If you are being overwhelmed by your panic attacks, deliberate and controlled breathing techniques may help to relax you. Breathing calmly could be enough to get through a stressful situation.
By paying attention to the rate of your breathing, you can better cope with your panic attack. It’s imperative you control your breathing during a panic attack because this could alleviate the attack’s intensity. Regain control by breathing deeply and slowly, inhaling and exhaling through your nose.
The minute you know a panic attack is coming, distract yourself — even if it’s something as simple as counting and recounting your fingers to yourself or reading license plate numbers. Put your mind on any task or distraction such as reciting a nursery rhyme, trying to name every state in the USA alphabetically, or humming your favorite song. Do whatever it takes to distract yourself from the panic. This can help you avoid an extreme attack, so that you can feel better.
Talking to a therapist can be very helpful, but even sharing with a friend is good. A counselor can work with you to determine the cause of your attacks and advise you of the best ways of coping with them.
Fighting a panic attack can make your symptoms worse. You should try to just allow the attack to happen.
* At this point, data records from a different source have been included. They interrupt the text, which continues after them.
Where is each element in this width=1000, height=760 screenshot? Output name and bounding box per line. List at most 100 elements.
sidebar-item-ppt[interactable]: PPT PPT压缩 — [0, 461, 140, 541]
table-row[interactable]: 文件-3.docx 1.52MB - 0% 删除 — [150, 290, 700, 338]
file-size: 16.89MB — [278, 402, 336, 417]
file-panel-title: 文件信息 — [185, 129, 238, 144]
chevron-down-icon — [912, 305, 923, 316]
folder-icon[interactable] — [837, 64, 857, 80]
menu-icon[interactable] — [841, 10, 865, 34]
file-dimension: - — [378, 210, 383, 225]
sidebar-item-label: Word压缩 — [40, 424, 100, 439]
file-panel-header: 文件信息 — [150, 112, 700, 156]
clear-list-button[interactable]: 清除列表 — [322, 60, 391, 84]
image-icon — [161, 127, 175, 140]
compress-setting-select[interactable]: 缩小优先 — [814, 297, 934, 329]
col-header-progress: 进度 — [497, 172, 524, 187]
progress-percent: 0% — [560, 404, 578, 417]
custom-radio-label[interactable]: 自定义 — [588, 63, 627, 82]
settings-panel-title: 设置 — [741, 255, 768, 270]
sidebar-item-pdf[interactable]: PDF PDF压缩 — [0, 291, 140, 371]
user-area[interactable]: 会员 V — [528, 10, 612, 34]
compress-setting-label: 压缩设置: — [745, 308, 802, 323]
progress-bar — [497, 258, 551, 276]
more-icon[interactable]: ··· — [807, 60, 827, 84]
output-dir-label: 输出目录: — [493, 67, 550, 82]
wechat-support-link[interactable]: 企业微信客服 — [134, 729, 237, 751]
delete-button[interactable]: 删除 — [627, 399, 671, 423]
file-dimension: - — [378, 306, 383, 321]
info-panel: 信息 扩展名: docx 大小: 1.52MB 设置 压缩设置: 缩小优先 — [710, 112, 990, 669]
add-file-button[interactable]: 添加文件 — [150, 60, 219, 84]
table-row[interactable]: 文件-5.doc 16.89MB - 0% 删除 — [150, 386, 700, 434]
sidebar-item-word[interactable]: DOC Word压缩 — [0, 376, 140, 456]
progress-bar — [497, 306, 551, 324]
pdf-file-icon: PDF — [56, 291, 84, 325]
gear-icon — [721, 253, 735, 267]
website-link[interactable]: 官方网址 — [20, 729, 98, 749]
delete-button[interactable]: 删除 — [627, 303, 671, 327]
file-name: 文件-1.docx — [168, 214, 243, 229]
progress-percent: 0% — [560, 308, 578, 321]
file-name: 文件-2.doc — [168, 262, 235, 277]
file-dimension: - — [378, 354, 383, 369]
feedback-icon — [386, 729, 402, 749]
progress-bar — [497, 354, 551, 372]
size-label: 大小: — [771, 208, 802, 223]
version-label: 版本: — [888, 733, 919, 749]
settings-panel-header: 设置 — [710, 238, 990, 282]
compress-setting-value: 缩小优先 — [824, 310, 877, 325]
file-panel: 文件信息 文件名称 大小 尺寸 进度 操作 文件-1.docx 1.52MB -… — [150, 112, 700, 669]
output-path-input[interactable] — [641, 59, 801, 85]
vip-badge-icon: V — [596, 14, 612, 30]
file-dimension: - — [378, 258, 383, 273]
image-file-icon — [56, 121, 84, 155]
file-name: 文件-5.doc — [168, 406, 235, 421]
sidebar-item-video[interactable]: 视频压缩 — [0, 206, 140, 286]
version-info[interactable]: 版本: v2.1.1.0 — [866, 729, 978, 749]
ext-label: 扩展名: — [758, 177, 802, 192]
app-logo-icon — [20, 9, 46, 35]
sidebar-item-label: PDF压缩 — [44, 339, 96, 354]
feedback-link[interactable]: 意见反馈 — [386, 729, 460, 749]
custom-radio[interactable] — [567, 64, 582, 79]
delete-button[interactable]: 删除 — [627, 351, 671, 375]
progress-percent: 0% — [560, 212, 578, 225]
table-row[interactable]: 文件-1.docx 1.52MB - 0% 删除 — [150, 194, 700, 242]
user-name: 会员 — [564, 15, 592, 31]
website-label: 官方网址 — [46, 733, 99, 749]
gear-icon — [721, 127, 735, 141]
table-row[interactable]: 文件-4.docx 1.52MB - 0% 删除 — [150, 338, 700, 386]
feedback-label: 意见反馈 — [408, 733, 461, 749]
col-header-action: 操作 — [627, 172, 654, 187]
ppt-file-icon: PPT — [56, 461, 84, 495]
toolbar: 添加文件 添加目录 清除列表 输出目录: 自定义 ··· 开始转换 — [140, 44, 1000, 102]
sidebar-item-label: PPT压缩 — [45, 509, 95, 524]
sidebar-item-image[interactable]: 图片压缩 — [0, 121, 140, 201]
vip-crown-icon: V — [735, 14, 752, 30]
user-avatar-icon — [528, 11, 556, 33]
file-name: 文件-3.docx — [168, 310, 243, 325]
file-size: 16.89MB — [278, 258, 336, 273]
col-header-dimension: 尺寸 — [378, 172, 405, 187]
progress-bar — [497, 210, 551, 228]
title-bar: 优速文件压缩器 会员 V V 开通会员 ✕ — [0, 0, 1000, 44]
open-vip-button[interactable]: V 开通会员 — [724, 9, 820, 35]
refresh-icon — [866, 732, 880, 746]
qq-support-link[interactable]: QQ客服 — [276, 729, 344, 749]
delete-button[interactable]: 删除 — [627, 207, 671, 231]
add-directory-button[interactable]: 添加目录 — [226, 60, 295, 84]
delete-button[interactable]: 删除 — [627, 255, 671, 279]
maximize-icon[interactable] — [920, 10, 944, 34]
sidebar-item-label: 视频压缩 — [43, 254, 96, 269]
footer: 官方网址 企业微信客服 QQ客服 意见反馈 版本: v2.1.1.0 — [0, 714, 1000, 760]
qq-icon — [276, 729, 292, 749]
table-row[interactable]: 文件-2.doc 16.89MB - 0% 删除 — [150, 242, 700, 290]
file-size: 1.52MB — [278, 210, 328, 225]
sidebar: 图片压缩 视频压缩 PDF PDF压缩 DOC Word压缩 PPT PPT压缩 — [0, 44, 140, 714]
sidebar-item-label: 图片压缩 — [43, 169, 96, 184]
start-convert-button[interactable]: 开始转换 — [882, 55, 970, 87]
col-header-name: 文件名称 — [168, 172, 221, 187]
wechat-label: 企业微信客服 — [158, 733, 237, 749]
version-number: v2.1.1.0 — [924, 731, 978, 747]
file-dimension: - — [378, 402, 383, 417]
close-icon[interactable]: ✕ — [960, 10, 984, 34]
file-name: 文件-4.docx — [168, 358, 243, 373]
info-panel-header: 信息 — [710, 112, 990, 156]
Remember that the condition will be temporary and focus on getting through it for now. You should calmly accept the fact you’re having an attack instead of fighting and raising your anxiety levels.
When you in the midst of a panic attack, keep a positive inner dialog, and talk yourself back to a state of calm. It is important to remember that it will eventually go away. Losing control is not going to happen, so remind yourself of that.
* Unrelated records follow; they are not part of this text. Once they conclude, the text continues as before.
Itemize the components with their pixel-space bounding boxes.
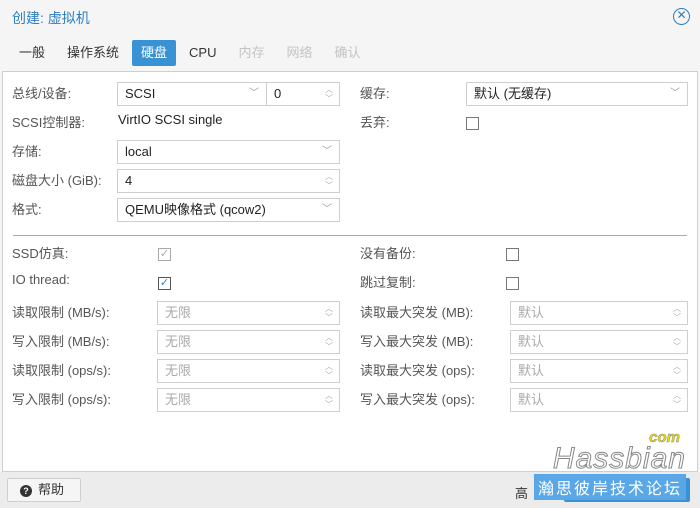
burst-label: 读取最大突发 (MB): bbox=[360, 305, 474, 320]
format-value: QEMU映像格式 (qcow2) bbox=[125, 202, 266, 217]
spinner-arrows-icon[interactable]: ︿ ﹀ bbox=[673, 304, 681, 322]
limit-label: 读取限制 (ops/s): bbox=[12, 363, 111, 378]
iothread-checkbox[interactable]: ✓ bbox=[158, 277, 171, 290]
limit-input[interactable]: 无限 ︿ ﹀ bbox=[157, 359, 340, 383]
limit-placeholder: 无限 bbox=[165, 392, 192, 407]
chevron-down-icon: ﹀ bbox=[670, 88, 680, 99]
tab-5: 网络 bbox=[286, 45, 313, 60]
tab-3[interactable]: CPU bbox=[180, 40, 225, 66]
burst-input[interactable]: 默认 ︿ ﹀ bbox=[510, 388, 688, 412]
discard-checkbox[interactable] bbox=[466, 117, 479, 130]
device-number-input[interactable]: 0 ︿ ﹀ bbox=[266, 82, 340, 106]
burst-placeholder: 默认 bbox=[518, 363, 545, 378]
tab-4: 内存 bbox=[238, 45, 265, 60]
help-button[interactable]: ? 帮助 bbox=[7, 478, 81, 502]
tab-1[interactable]: 操作系统 bbox=[58, 40, 128, 66]
burst-label: 写入最大突发 (MB): bbox=[360, 334, 474, 349]
controller-label: SCSI控制器: bbox=[12, 115, 85, 130]
spinner-arrows-icon[interactable]: ︿ ﹀ bbox=[325, 333, 333, 351]
ssd-label: SSD仿真: bbox=[12, 246, 69, 261]
bus-label: 总线/设备: bbox=[12, 86, 72, 101]
tab-0[interactable]: 一般 bbox=[10, 40, 54, 66]
limit-input[interactable]: 无限 ︿ ﹀ bbox=[157, 388, 340, 412]
help-label: 帮助 bbox=[38, 482, 65, 497]
storage-select[interactable]: local ﹀ bbox=[117, 140, 340, 164]
no-backup-label: 没有备份: bbox=[360, 246, 416, 261]
disk-panel: 总线/设备: SCSI ﹀ 0 ︿ ﹀ 缓存: 默认 (无缓存) ﹀ SCSI控制器: … bbox=[2, 71, 698, 472]
skip-replication-checkbox[interactable] bbox=[506, 277, 519, 290]
spinner-arrows-icon[interactable]: ︿ ﹀ bbox=[673, 362, 681, 380]
burst-input[interactable]: 默认 ︿ ﹀ bbox=[510, 330, 688, 354]
controller-value: VirtIO SCSI single bbox=[118, 112, 223, 127]
discard-label: 丢弃: bbox=[360, 115, 390, 130]
cache-select[interactable]: 默认 (无缓存) ﹀ bbox=[466, 82, 688, 106]
spinner-arrows-icon[interactable]: ︿ ﹀ bbox=[325, 391, 333, 409]
tab-bar: 一般 操作系统 硬盘 CPU 内存 网络 确认 bbox=[10, 40, 370, 66]
chevron-down-icon: ﹀ bbox=[322, 204, 332, 215]
burst-input[interactable]: 默认 ︿ ﹀ bbox=[510, 359, 688, 383]
burst-placeholder: 默认 bbox=[518, 392, 545, 407]
limit-placeholder: 无限 bbox=[165, 334, 192, 349]
tab-2[interactable]: 硬盘 bbox=[132, 40, 177, 66]
limit-input[interactable]: 无限 ︿ ﹀ bbox=[157, 301, 340, 325]
no-backup-checkbox[interactable] bbox=[506, 248, 519, 261]
spinner-arrows-icon[interactable]: ︿ ﹀ bbox=[673, 333, 681, 351]
advanced-label[interactable]: 高 bbox=[515, 483, 528, 502]
watermark-cn: 瀚思彼岸技术论坛 bbox=[533, 474, 686, 500]
limit-input[interactable]: 无限 ︿ ﹀ bbox=[157, 330, 340, 354]
device-value: 0 bbox=[274, 86, 282, 101]
cache-label: 缓存: bbox=[360, 86, 390, 101]
window-title: 创建: 虚拟机 bbox=[12, 10, 90, 26]
limit-placeholder: 无限 bbox=[165, 363, 192, 378]
watermark-brand: Hassbian bbox=[552, 442, 686, 475]
section-divider bbox=[13, 235, 687, 236]
chevron-down-icon: ﹀ bbox=[322, 146, 332, 157]
limit-label: 写入限制 (MB/s): bbox=[12, 334, 110, 349]
burst-label: 读取最大突发 (ops): bbox=[360, 363, 475, 378]
storage-value: local bbox=[125, 144, 152, 159]
skip-replication-label: 跳过复制: bbox=[360, 275, 416, 290]
disk-size-label: 磁盘大小 (GiB): bbox=[12, 173, 102, 188]
format-select[interactable]: QEMU映像格式 (qcow2) ﹀ bbox=[117, 198, 340, 222]
burst-label: 写入最大突发 (ops): bbox=[360, 392, 475, 407]
iothread-label: IO thread: bbox=[12, 272, 70, 287]
storage-label: 存储: bbox=[12, 144, 42, 159]
disk-size-input[interactable]: 4 ︿ ﹀ bbox=[117, 169, 340, 193]
bus-select[interactable]: SCSI ﹀ bbox=[117, 82, 267, 106]
limit-label: 读取限制 (MB/s): bbox=[12, 305, 110, 320]
cache-value: 默认 (无缓存) bbox=[474, 86, 552, 101]
close-icon[interactable]: ✕ bbox=[673, 8, 690, 25]
limit-placeholder: 无限 bbox=[165, 305, 192, 320]
burst-placeholder: 默认 bbox=[518, 334, 545, 349]
question-circle-icon: ? bbox=[20, 485, 32, 497]
spinner-arrows-icon[interactable]: ︿ ﹀ bbox=[325, 362, 333, 380]
bus-value: SCSI bbox=[125, 86, 156, 101]
tab-6: 确认 bbox=[334, 45, 361, 60]
disk-size-value: 4 bbox=[125, 173, 133, 188]
burst-input[interactable]: 默认 ︿ ﹀ bbox=[510, 301, 688, 325]
limit-label: 写入限制 (ops/s): bbox=[12, 392, 111, 407]
spinner-arrows-icon[interactable]: ︿ ﹀ bbox=[673, 391, 681, 409]
spinner-arrows-icon[interactable]: ︿ ﹀ bbox=[325, 85, 333, 103]
watermark-logo: com Hassbian 瀚思彼岸技术论坛 bbox=[533, 429, 686, 500]
spinner-arrows-icon[interactable]: ︿ ﹀ bbox=[325, 172, 333, 190]
format-label: 格式: bbox=[12, 202, 42, 217]
burst-placeholder: 默认 bbox=[518, 305, 545, 320]
chevron-down-icon: ﹀ bbox=[249, 88, 259, 99]
spinner-arrows-icon[interactable]: ︿ ﹀ bbox=[325, 304, 333, 322]
ssd-checkbox[interactable]: ✓ bbox=[158, 248, 171, 261]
Remember that you have been through it before, and nothing bad happened. Relax, then look for ways to avoid unnecessary anxiety and potential triggers.
Be aware of what situations cause your panic attacks. Know what behaviors lessen or heighten their duration and severity. Try to keep in mind that you are just experiencing an over-stimulation of your nervous system. Remember that no matter how terrifying it seems, no physical harm will occur. This will put you in the right frame of mind and reduce the duration of the attack. Panic attacks can be surprising and downright scary, and this type of thinking will start to calm you down.
During an attack, focus your thoughts on taking in air and letting it out in deep, controlled exhalations. However, when you are in panic mode, a quick and sharp inhale is fine. The key is to hold each breath, then breathe out slowly.
Always be aware that it is withing your control to know what instigates a panic attack. A panic attack can be triggered from someone else who has made you upset, when you talk to them you could get so nervous an attack might happen. You should learn how to communicate and express yourself clearly to avoid attacks.
As a panic attack sufferer, you probably know what triggers your panic attacks. The major problem you face is understanding what causes them, and how you can prevent them.
Sometimes, the incident that occurred in your past tends to hold you back in your everyday life. Talk to your therapist about using alternative therapy as an alternative to your regular therapy. The alternative therapy may help you forget your past become financially free. Unlock your mind now!